There are Vietnamese of Hue, who don’t have parents and grandparents, because they were executed for “anti-revolutionary” ideas, who’ve heard stories from their parents about their parent’s friends — children — being buried in mass graves.
There are Vietnamese who remember why America was fighting in Vietnam better than America does.
There’s videos documenting an *entire city* desperate for America’s protection as the North invaded Saigon. Videos of people chasing down an airplane taking off on their motorbikes to try to get on, people clinging onto the airplane as it enters the air and falling off.
Videos of US Navy sailors pushing helicopters off their ships one after the other to make room for more helicopters to land, all full of refugees as America abandoned Vietnam. There were hundreds of helicopters full of refugees flying blindly into the pacific hoping to find anything away from the Viet Cong.
America did some ugly things in Vietnam, but let’s not act like those weren’t done with good intentions. There’s a pretty good reason there are so many Vietnamese living in the US today.
I suppose we can just be thankful the US held off power in Vietnam long enough so that the government could see the benefits of opening up, rather than the closed North Korea-like state it was originally.

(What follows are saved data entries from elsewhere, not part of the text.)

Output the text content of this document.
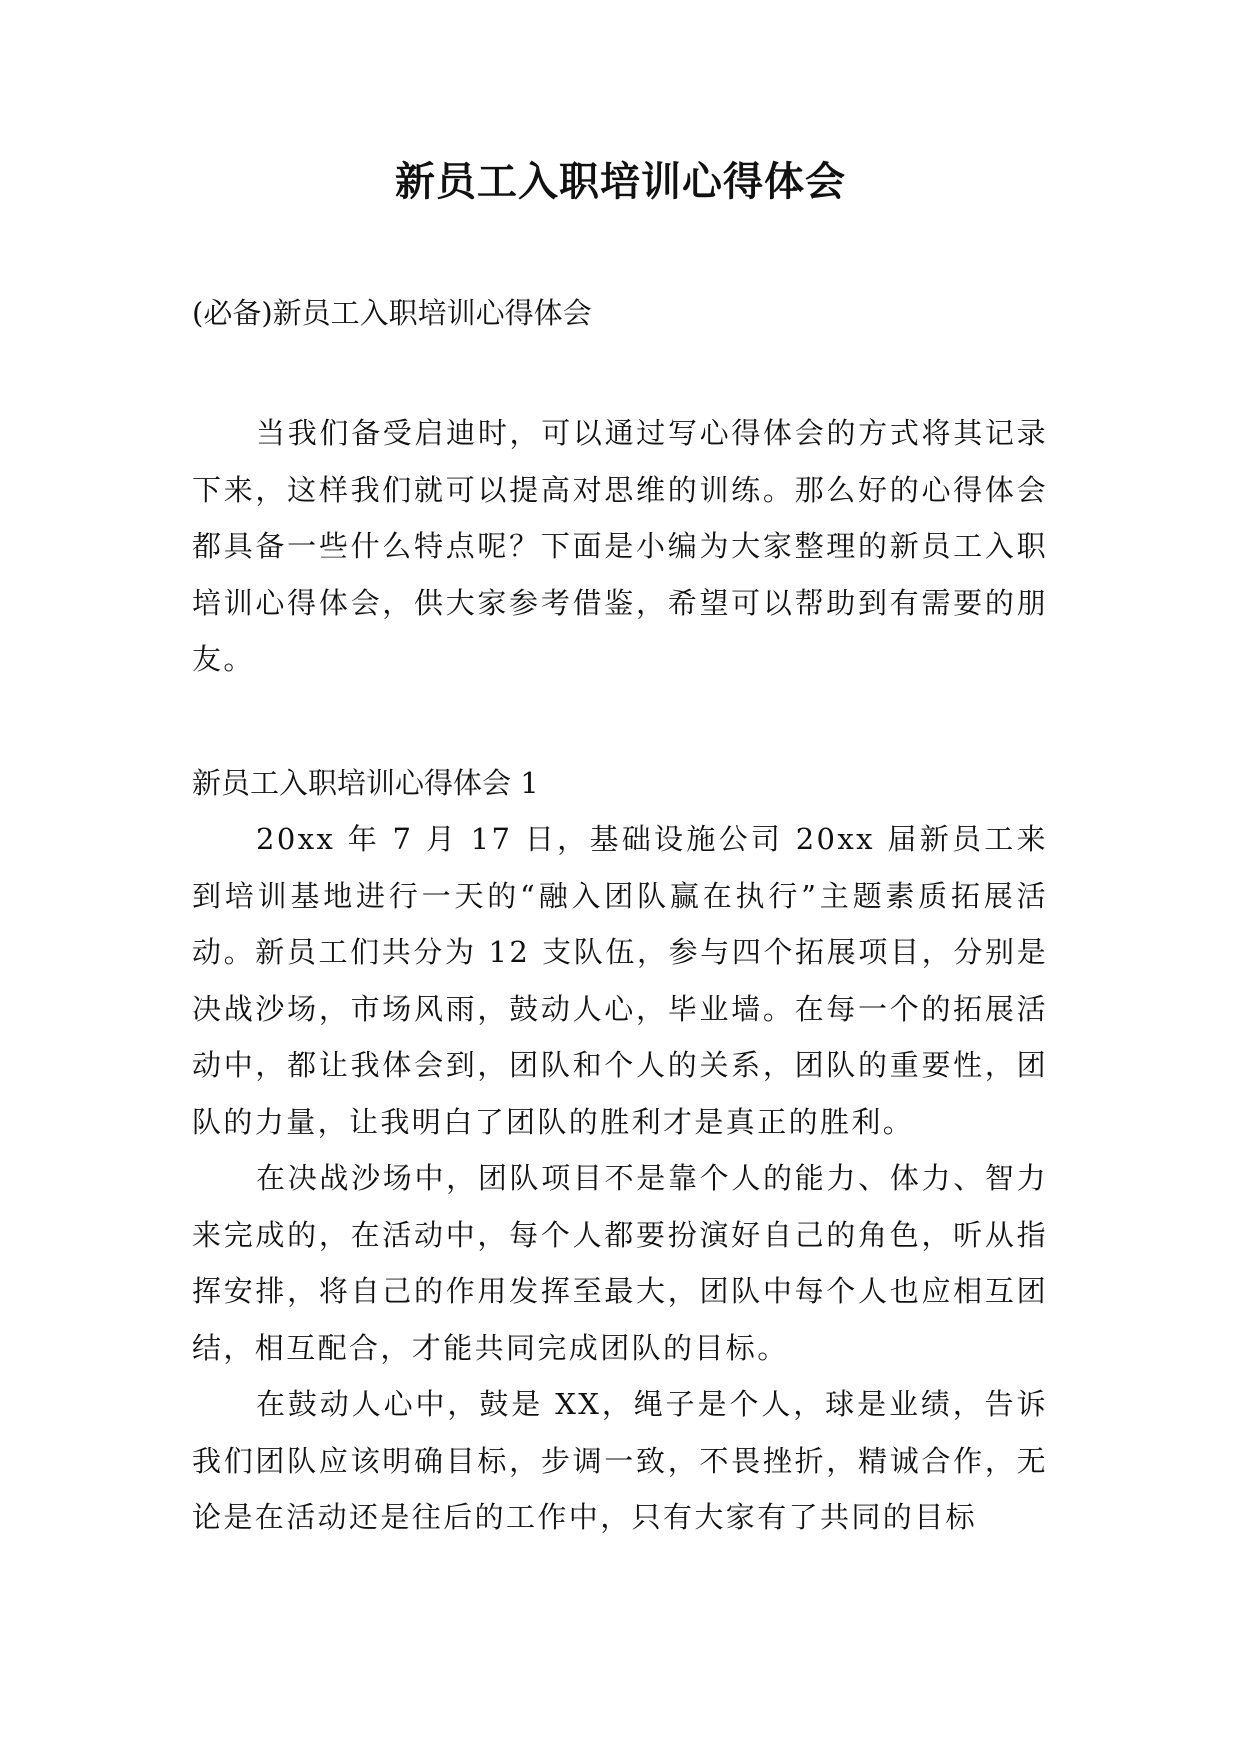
新员工入职培训心得体会

(必备)新员工入职培训心得体会

当我们备受启迪时，可以通过写心得体会的方式将其记录下来，这样我们就可以提高对思维的训练。那么好的心得体会都具备一些什么特点呢？下面是小编为大家整理的新员工入职培训心得体会，供大家参考借鉴，希望可以帮助到有需要的朋友。

新员工入职培训心得体会 1

20xx 年 7 月 17 日，基础设施公司 20xx 届新员工来到培训基地进行一天的“融入团队赢在执行”主题素质拓展活动。新员工们共分为 12 支队伍，参与四个拓展项目，分别是决战沙场，市场风雨，鼓动人心，毕业墙。在每一个的拓展活动中，都让我体会到，团队和个人的关系，团队的重要性，团队的力量，让我明白了团队的胜利才是真正的胜利。

在决战沙场中，团队项目不是靠个人的能力、体力、智力来完成的，在活动中，每个人都要扮演好自己的角色，听从指挥安排，将自己的作用发挥至最大，团队中每个人也应相互团结，相互配合，才能共同完成团队的目标。

在鼓动人心中，鼓是 XX，绳子是个人，球是业绩，告诉我们团队应该明确目标，步调一致，不畏挫折，精诚合作，无论是在活动还是往后的工作中，只有大家有了共同的目标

And let’s not act like it was US vs. Vietnam. We were invited to fight in a civil war. We were *allies* of Vietnam.
I’m not against the current Vietnam government. Actually, I subscribe to communist principles. But I definitely think the Viet Cong were a people worth fighting against.
Vietnamese people are really nice people. Actually the people are kind and respectful in entire southeast Asia (Cambodia, Thailand, Vietnam). Americans and Vietnamese people met each other in wrong way. So just as you say, tourism is good for building strong relationships and understand each other.